Adelaide will soon roll out freshly assembled Holden Cruze by 2011 as GM Holden Ltd said on Wednesday that its new facility in the area will commence production of a local version of the popular small car model.

The Chevrolet Cruze, manufactured by Holden's parent company General Motors, has been a hit in the US mainland ever since its entry into the market in 2008.

The new Adelaide plant is GM Holden's second production site in area, after the fully-operational Elizabeth plant that manufactures the country's best-selling Holden Commodore.

The production initiative through its new facility would allow the car maker to accelerate its localisation program and ramp up its productions to adequately meet the demands of the Australian market, according to GM Holden chairman and managing director Mike Devereux.

In his statement, Mr Devereux said that with the plants assembling both the Cruze and the Commodore "we have the flexibility to meet the changing demands of the market and to offer our customers a family of great locally made small and large cars."

GM Holden said that Elizabeth plant employees were responsible in engineering the Adelaide South Bodyshop, which is set to utilise 22 new robots along with 48 refurbished robots.
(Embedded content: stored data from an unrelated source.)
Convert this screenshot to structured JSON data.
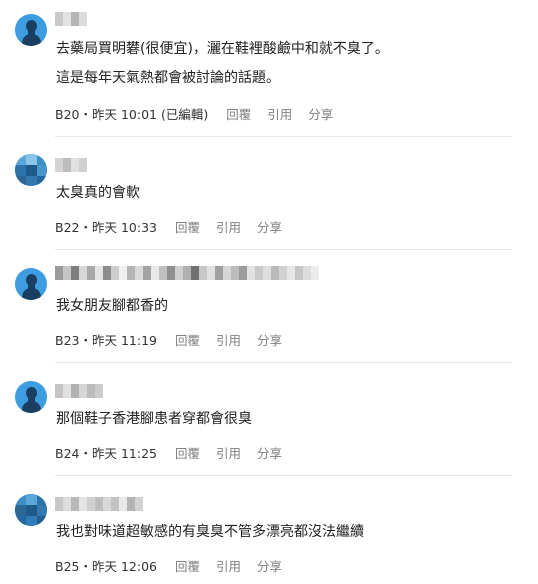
{
  "comments": [
    {
      "floor": "B20",
      "time": "昨天 10:01 (已編輯)",
      "lines": [
        "去藥局買明礬(很便宜)，灑在鞋裡酸鹼中和就不臭了。",
        "這是每年天氣熱都會被討論的話題。"
      ]
    },
    {
      "floor": "B22",
      "time": "昨天 10:33",
      "lines": [
        "太臭真的會軟"
      ]
    },
    {
      "floor": "B23",
      "time": "昨天 11:19",
      "lines": [
        "我女朋友腳都香的"
      ]
    },
    {
      "floor": "B24",
      "time": "昨天 11:25",
      "lines": [
        "那個鞋子香港腳患者穿都會很臭"
      ]
    },
    {
      "floor": "B25",
      "time": "昨天 12:06",
      "lines": [
        "我也對味道超敏感的有臭臭不管多漂亮都沒法繼續"
      ]
    }
  ],
  "labels": {
    "separator": "・",
    "reply": "回覆",
    "quote": "引用",
    "share": "分享"
  },
  "colors": {
    "avatar_blue": "#3d9de0",
    "avatar_figure": "#1b3f60",
    "action_gray": "#808080",
    "divider": "#e6e6e6"
  }
}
Mr Devereux confirmed that GM Holden's Elizabeth team took part in designing the new plant's productions process by "using the experience that many of them had from working on other great Holden programs like Monaro."

Present during the Wednesday inaugural of the new production facility was South Australian Deputy Premier Kevin Foley and Federal Minister for Innovation, Industry, Science and Research Senator Kim Carr.